「衰えではない。次が過去最強を作れる最後の1試合」なぜ武尊はTKOで劇的再起を飾るも来年4月29日「ONE175」のロッタンとの再戦での引退を電撃発表したのか?
34歳という年齢と向き合う中で、今回は練習方法やコンディション作りなど取り組み方を変化させた。オーバーワークになることを自制した。3月の敗戦から7か月しか経過していなかったが、武尊は、いきなりその成果をケージ内で見せた。
1ラウンドから圧倒した。まず右左のフックから右をかぶせて最初のダウンを奪う。ピューリックが立ち上がり反撃してくると、不敵な笑いを浮かべて、今度は右のオーバーフックで2度目のダウン。第2ラウンドには右のカーフキックで足を引きずらせて3度目のダウンを奪った。超攻撃的な武尊がそこにいた。
「ONE仕様のスタイルに変えていたところがあった。今回は昔の自分を見て昔の戦い方にやり直した」
ONEでは、スーパーレック・キアトモー9(タイ)、ロッタンとビッグネームのムエタイの強豪と拳をあわせて2つの黒星を喫していた。レベルの高い強打者との対戦にディフェンスに意識が傾いていた。おそらく武尊の言うONE仕様とはそれだろう。だが、この日の武尊はK-1時代の荒々しさを取り戻していた。
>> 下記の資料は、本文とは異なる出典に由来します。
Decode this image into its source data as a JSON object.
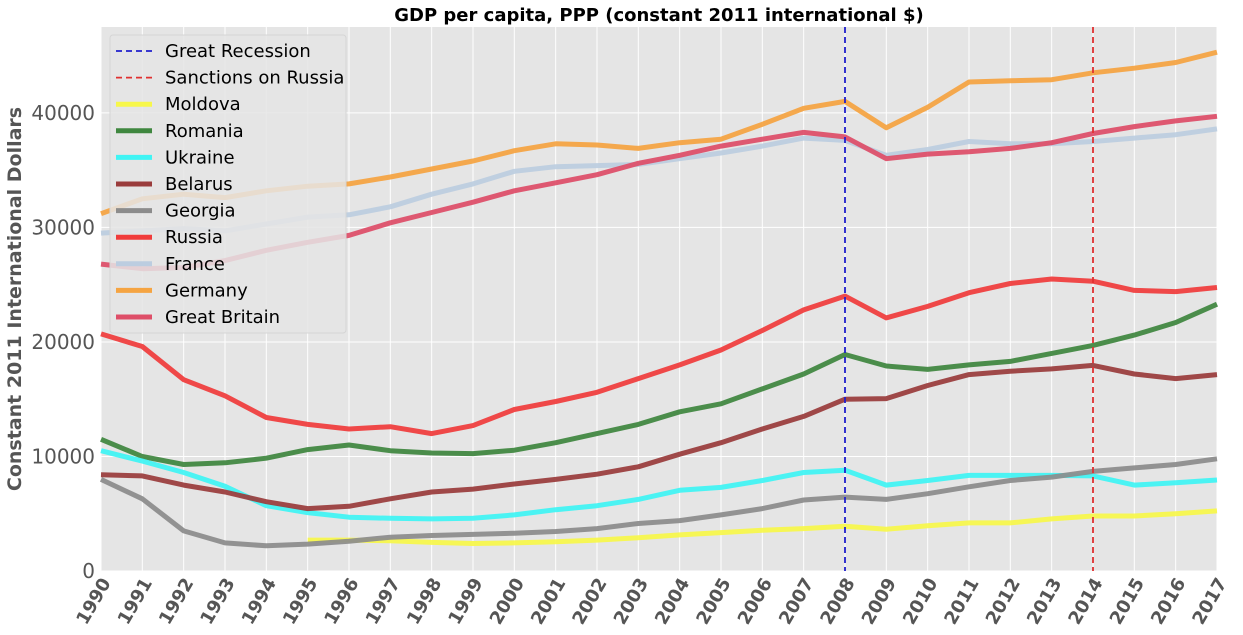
{
  "chart_data": {
    "type": "line",
    "title": "GDP per capita, PPP (constant 2011 international $)",
    "xlabel": "",
    "ylabel": "Constant 2011 International Dollars",
    "xlim": [
      1990,
      2017
    ],
    "ylim": [
      0,
      47500
    ],
    "yticks": [
      0,
      10000,
      20000,
      30000,
      40000
    ],
    "x": [
      1990,
      1991,
      1992,
      1993,
      1994,
      1995,
      1996,
      1997,
      1998,
      1999,
      2000,
      2001,
      2002,
      2003,
      2004,
      2005,
      2006,
      2007,
      2008,
      2009,
      2010,
      2011,
      2012,
      2013,
      2014,
      2015,
      2016,
      2017
    ],
    "grid": true,
    "legend_position": "top-left",
    "vlines": [
      {
        "name": "Great Recession",
        "x": 2008,
        "color": "#1f1fcc"
      },
      {
        "name": "Sanctions on Russia",
        "x": 2014,
        "color": "#e03030"
      }
    ],
    "series": [
      {
        "name": "Moldova",
        "color": "#f7f74a",
        "values": [
          null,
          null,
          null,
          null,
          null,
          2700,
          2700,
          2650,
          2500,
          2400,
          2450,
          2550,
          2700,
          2900,
          3150,
          3350,
          3550,
          3700,
          3900,
          3650,
          3950,
          4200,
          4200,
          4550,
          4800,
          4800,
          5000,
          5250
        ]
      },
      {
        "name": "Romania",
        "color": "#3f873f",
        "values": [
          11500,
          10000,
          9300,
          9450,
          9850,
          10600,
          11000,
          10500,
          10300,
          10250,
          10550,
          11200,
          12000,
          12800,
          13900,
          14600,
          15900,
          17200,
          18900,
          17900,
          17600,
          18000,
          18300,
          19000,
          19700,
          20600,
          21700,
          23300
        ]
      },
      {
        "name": "Ukraine",
        "color": "#40f4f4",
        "values": [
          10500,
          9600,
          8600,
          7400,
          5700,
          5100,
          4700,
          4600,
          4550,
          4600,
          4900,
          5350,
          5700,
          6250,
          7050,
          7300,
          7900,
          8600,
          8800,
          7500,
          7900,
          8350,
          8350,
          8350,
          8300,
          7500,
          7700,
          7950
        ]
      },
      {
        "name": "Belarus",
        "color": "#9a3c3c",
        "values": [
          8400,
          8300,
          7500,
          6900,
          6050,
          5450,
          5650,
          6300,
          6900,
          7150,
          7600,
          8000,
          8450,
          9100,
          10200,
          11200,
          12400,
          13500,
          15000,
          15050,
          16200,
          17150,
          17450,
          17650,
          17950,
          17200,
          16800,
          17150
        ]
      },
      {
        "name": "Georgia",
        "color": "#8c8c8c",
        "values": [
          8000,
          6300,
          3500,
          2450,
          2200,
          2350,
          2600,
          2950,
          3100,
          3200,
          3300,
          3450,
          3700,
          4150,
          4400,
          4900,
          5450,
          6200,
          6450,
          6250,
          6750,
          7350,
          7900,
          8200,
          8700,
          9000,
          9300,
          9800
        ]
      },
      {
        "name": "Russia",
        "color": "#f03c3c",
        "values": [
          20700,
          19600,
          16700,
          15300,
          13400,
          12800,
          12400,
          12600,
          12000,
          12700,
          14100,
          14800,
          15600,
          16800,
          18000,
          19300,
          21000,
          22800,
          24000,
          22100,
          23100,
          24300,
          25100,
          25500,
          25300,
          24500,
          24400,
          24750
        ]
      },
      {
        "name": "France",
        "color": "#bccde0",
        "values": [
          29500,
          29700,
          29900,
          29700,
          30300,
          30900,
          31100,
          31800,
          32900,
          33800,
          34900,
          35300,
          35400,
          35500,
          36000,
          36500,
          37100,
          37800,
          37600,
          36300,
          36800,
          37500,
          37300,
          37300,
          37500,
          37800,
          38100,
          38600
        ]
      },
      {
        "name": "Germany",
        "color": "#f5a442",
        "values": [
          31200,
          32500,
          32900,
          32600,
          33200,
          33600,
          33800,
          34400,
          35100,
          35800,
          36700,
          37300,
          37200,
          36900,
          37400,
          37700,
          39000,
          40400,
          41000,
          38700,
          40500,
          42700,
          42800,
          42900,
          43500,
          43900,
          44400,
          45300
        ]
      },
      {
        "name": "Great Britain",
        "color": "#de4e68",
        "values": [
          26800,
          26400,
          26500,
          27100,
          28000,
          28700,
          29300,
          30400,
          31300,
          32200,
          33200,
          33900,
          34600,
          35600,
          36300,
          37100,
          37700,
          38300,
          37900,
          36000,
          36400,
          36600,
          36900,
          37400,
          38200,
          38800,
          39300,
          39700
        ]
      }
    ]
  }
}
それはリスクと背中合わせのスタイルであり、実際、この日も被弾はあった。だが、前傾姿勢で前へ出るから、その威力も半減、何しろモチベーションとアドレナリンの量が違っていたのかもしれない。7月29日にタレントの川口葵さんとの結婚を発表、戦う理由がひとつ増えた。
試合後、その右手は親指付近から包帯で固定されていた。試合で痛めたのか、試合前に痛めたのか不明だが、34歳の肉体はもう限界に近い。
だが、武尊は次戦で引退を決めた理由を「トータルで考えてきたこと。衰えたからではない」と限界説を否定した。
「今が強い体、強い武尊を作れる一番最後の時期かな。新しいコンディションの作り方や練習方法は調整、実験段階だけど、うまくはまった。次が過去最強を作れる最後の1試合かなと。最後の試合と決めた」
最強の武尊、そして最高の戦いをファンに届けたいとの思い…だが、武尊は、その最強の姿を見せることは、もうあと1試合が限界だと自らが感じているのだ。
武尊らしい引き際の美学なのかもしれない。